2003 Seattle Annual Meeting (November 2–5, 2003)

Paper No. 7
Presentation Time: 9:40 AM

EVIDENCE FOR A LARGE-SCALE PALEOFLOOD IN THE NORTHEASTERN UINTA MOUNTAINS


COUNTS, Ronald C. and PEDERSON, Joel, Geology, Utah State Univ, Logan, UT 84322, counts@cc.usu.edu

Geologic mapping of surficial deposits along the Green River corridor in the northeastern Uinta Mountains near the Utah-Colorado border has revealed an 18 m thick deposit that is interpreted to be the result of a single, large-scale paleoflood. The base of the deposit consists of boulders of neoproterozoic Uinta Mountain Group (UMG) orthoquartzite that typically measure 50-90 cm in diameter. It is clast-supported, sub angular, and has well-rounded pebbles, cobbles, and sand within the framework openings. The largest boulder identified within the deposit measured over 3 m in diameter. The deposit fines upward into a clast-supported, well rounded gravel, and its upper surface forms an extensive terrace that dominates the surrounding landscape.

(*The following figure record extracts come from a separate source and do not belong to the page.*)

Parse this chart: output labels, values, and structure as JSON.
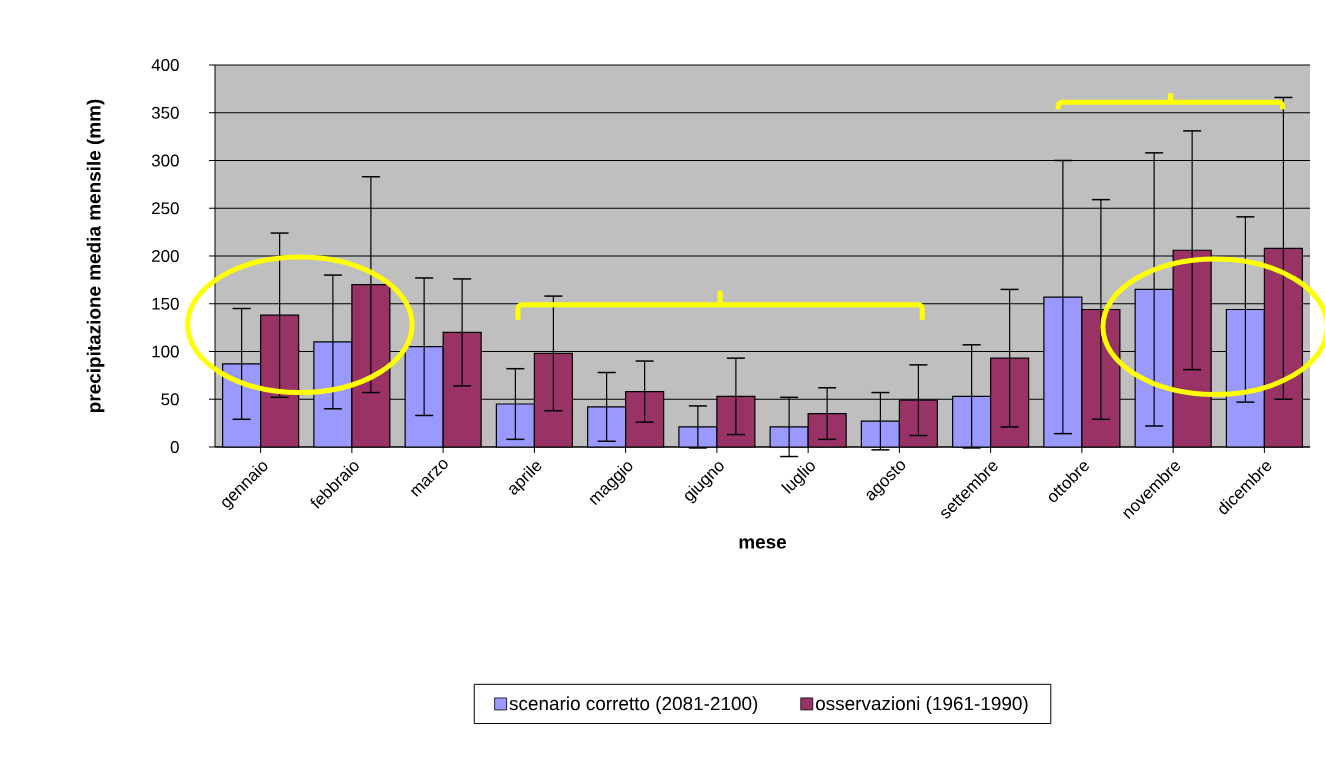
{
  "chart_data": {
    "type": "bar",
    "xlabel": "mese",
    "ylabel": "precipitazione media mensile (mm)",
    "categories": [
      "gennaio",
      "febbraio",
      "marzo",
      "aprile",
      "maggio",
      "giugno",
      "luglio",
      "agosto",
      "settembre",
      "ottobre",
      "novembre",
      "dicembre"
    ],
    "series": [
      {
        "name": "scenario corretto (2081-2100)",
        "color": "#9999ff",
        "values": [
          87,
          110,
          105,
          45,
          42,
          21,
          21,
          27,
          53,
          157,
          165,
          144
        ],
        "errors": [
          58,
          70,
          72,
          37,
          36,
          22,
          31,
          30,
          54,
          143,
          143,
          97
        ]
      },
      {
        "name": "osservazioni (1961-1990)",
        "color": "#993366",
        "values": [
          138,
          170,
          120,
          98,
          58,
          53,
          35,
          49,
          93,
          144,
          206,
          208
        ],
        "errors": [
          86,
          113,
          56,
          60,
          32,
          40,
          27,
          37,
          72,
          115,
          125,
          158
        ]
      }
    ],
    "ylim": [
      0,
      400
    ],
    "yticks": [
      0,
      50,
      100,
      150,
      200,
      250,
      300,
      350,
      400
    ],
    "grid": "y",
    "legend": "bottom"
  }
}
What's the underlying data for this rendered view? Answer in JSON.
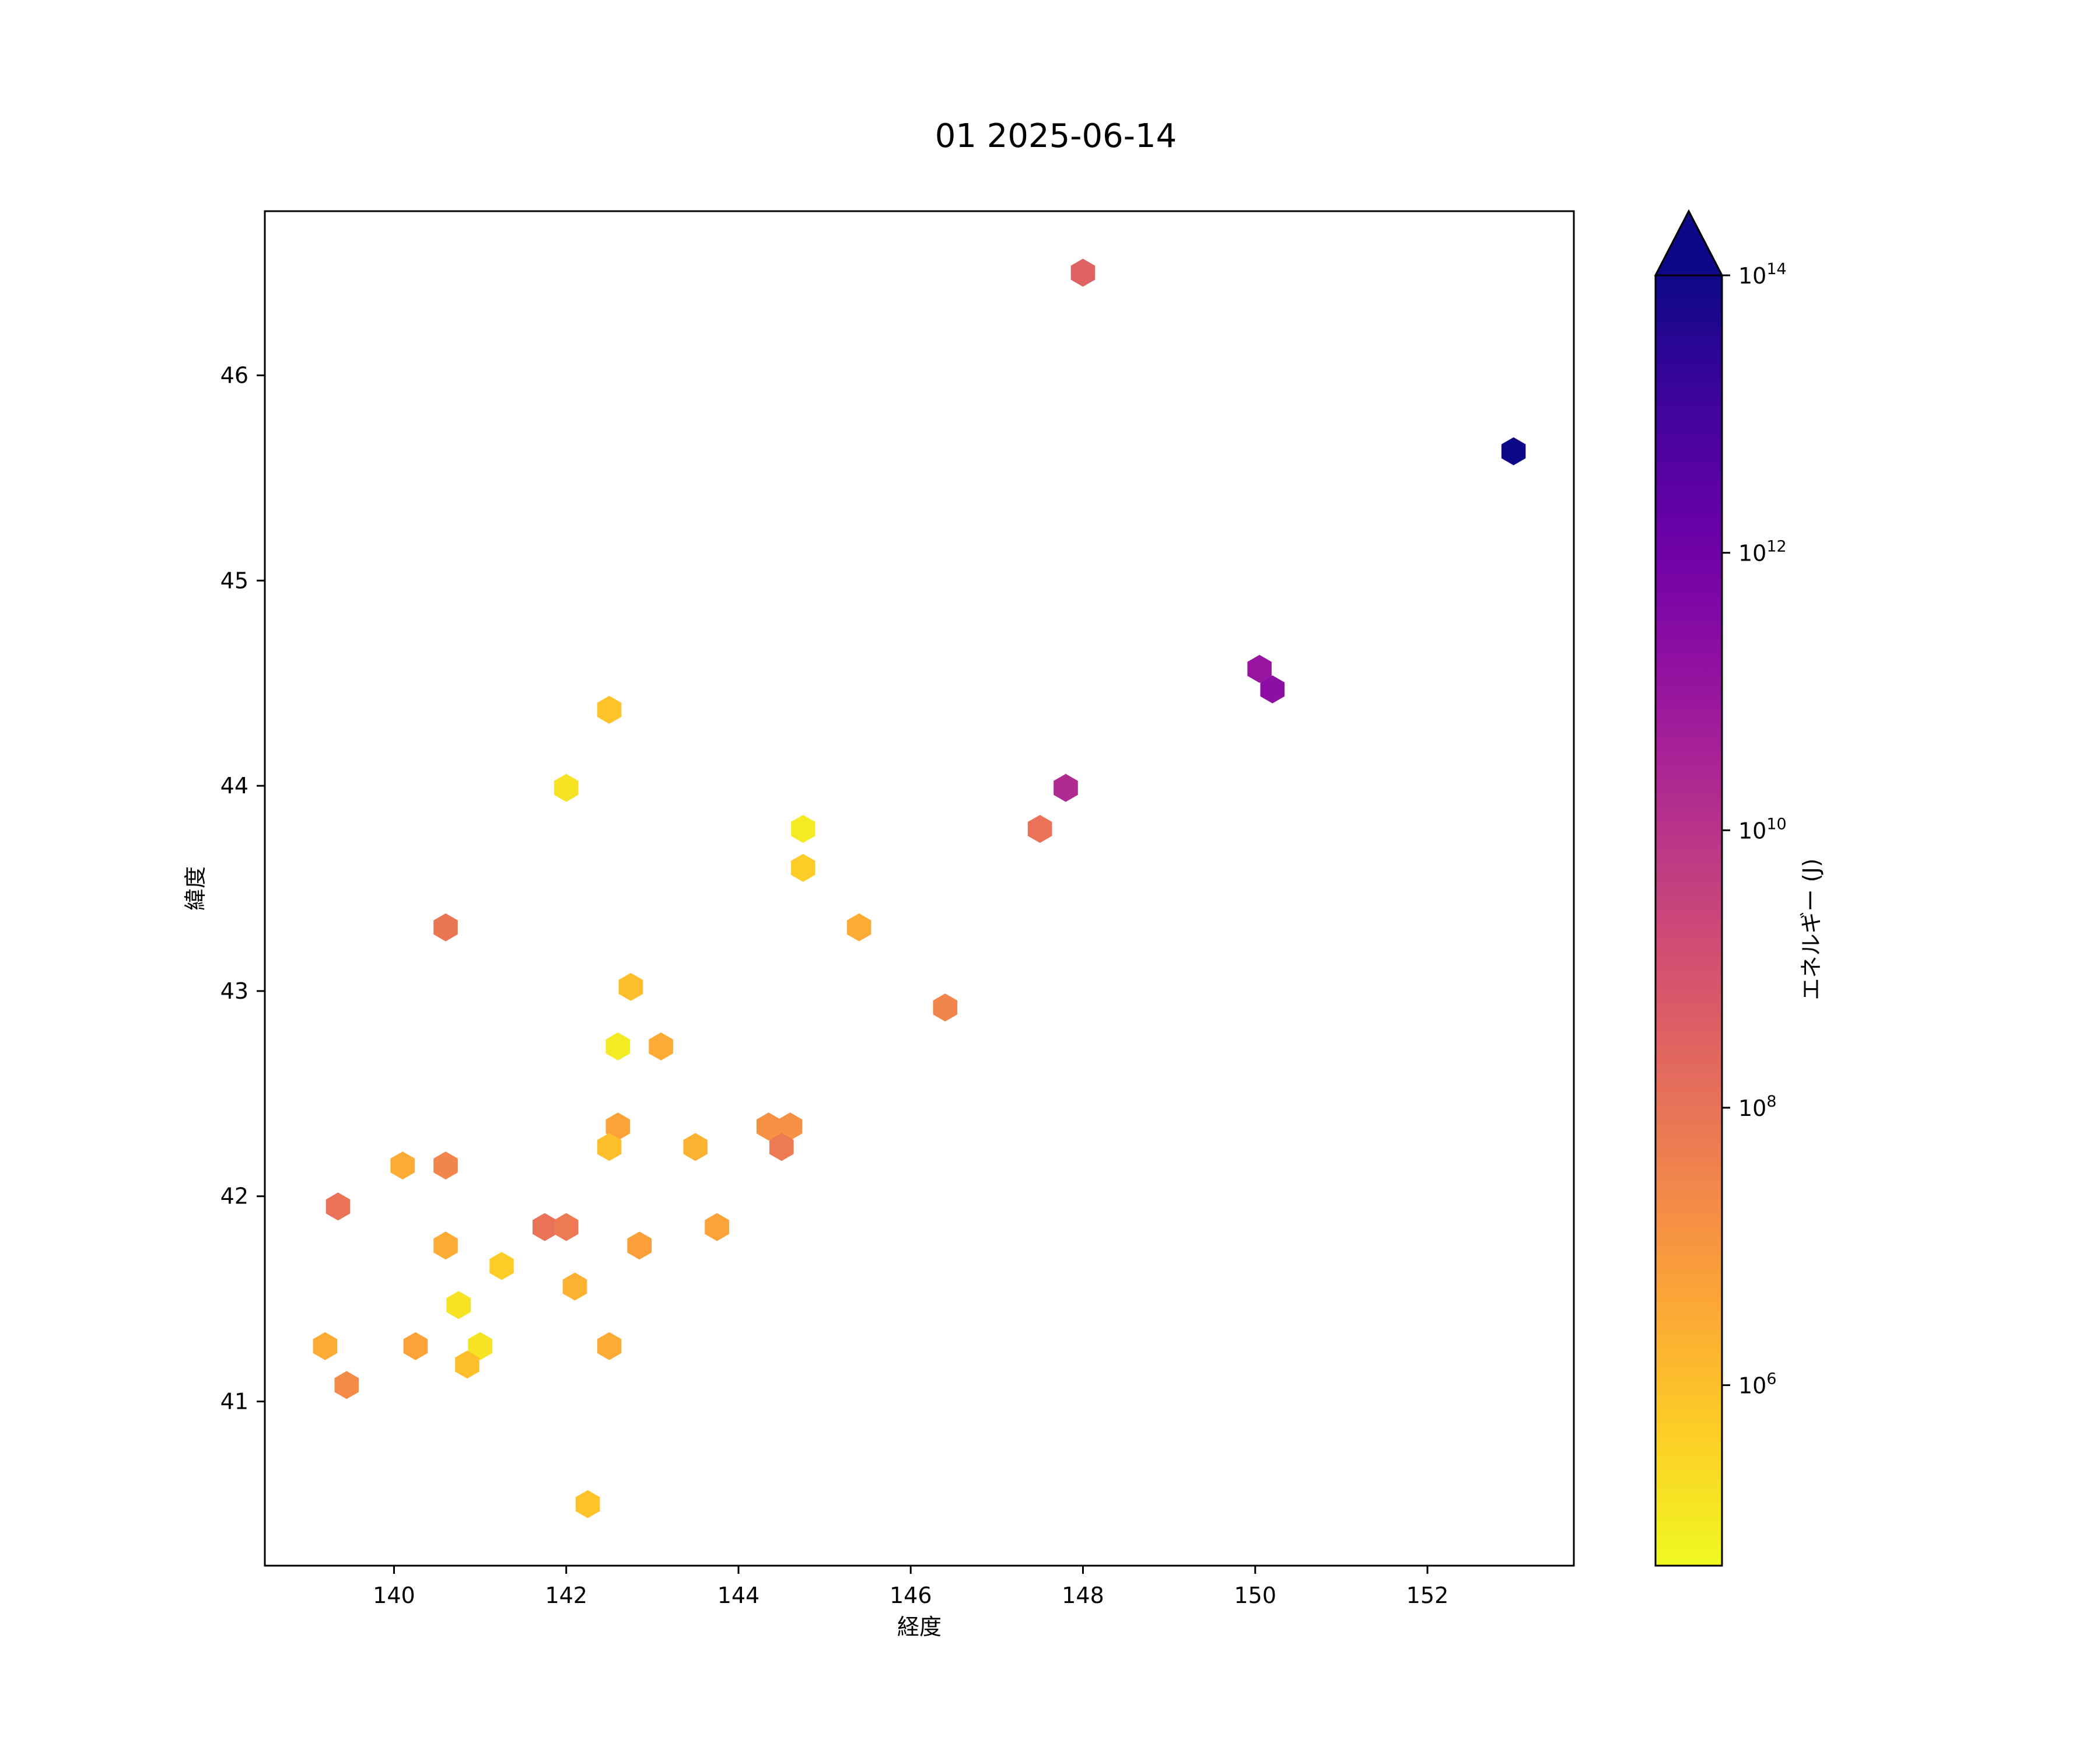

The proposed mechanism for this flood is the failure of a landslide dam that temporarily impounded the Green River. Approximately 3 km upstream from the first appearance of the flood deposit, a landslide scarp is clearly visible in the UMG, and beneath it a black shale bed outcrops along the Green River. The landslide was likely initiated by the Green River as it undercut the shale. Further evidence for an impounded Green River exists upstream in a deposit at Little Hole. This deposit was formerly mapped as the Browns Park formation (Tbp), a Tertiary basin fill, but it is outwardly different than the Tbp exposed downstream. A new interpretation for this deposit is that it is a fill that accumulated in the slackwater behind the dam. It is a 60 m thick, cross bedded to massive sand with channel forms containing clasts derived from the adjacent local catchments. Within the upper 4 m it coarsens upward to well-rounded pebble gravel. The timing of the flood is likely mid-Pleistocene, and the duration of the impoundment is unknown.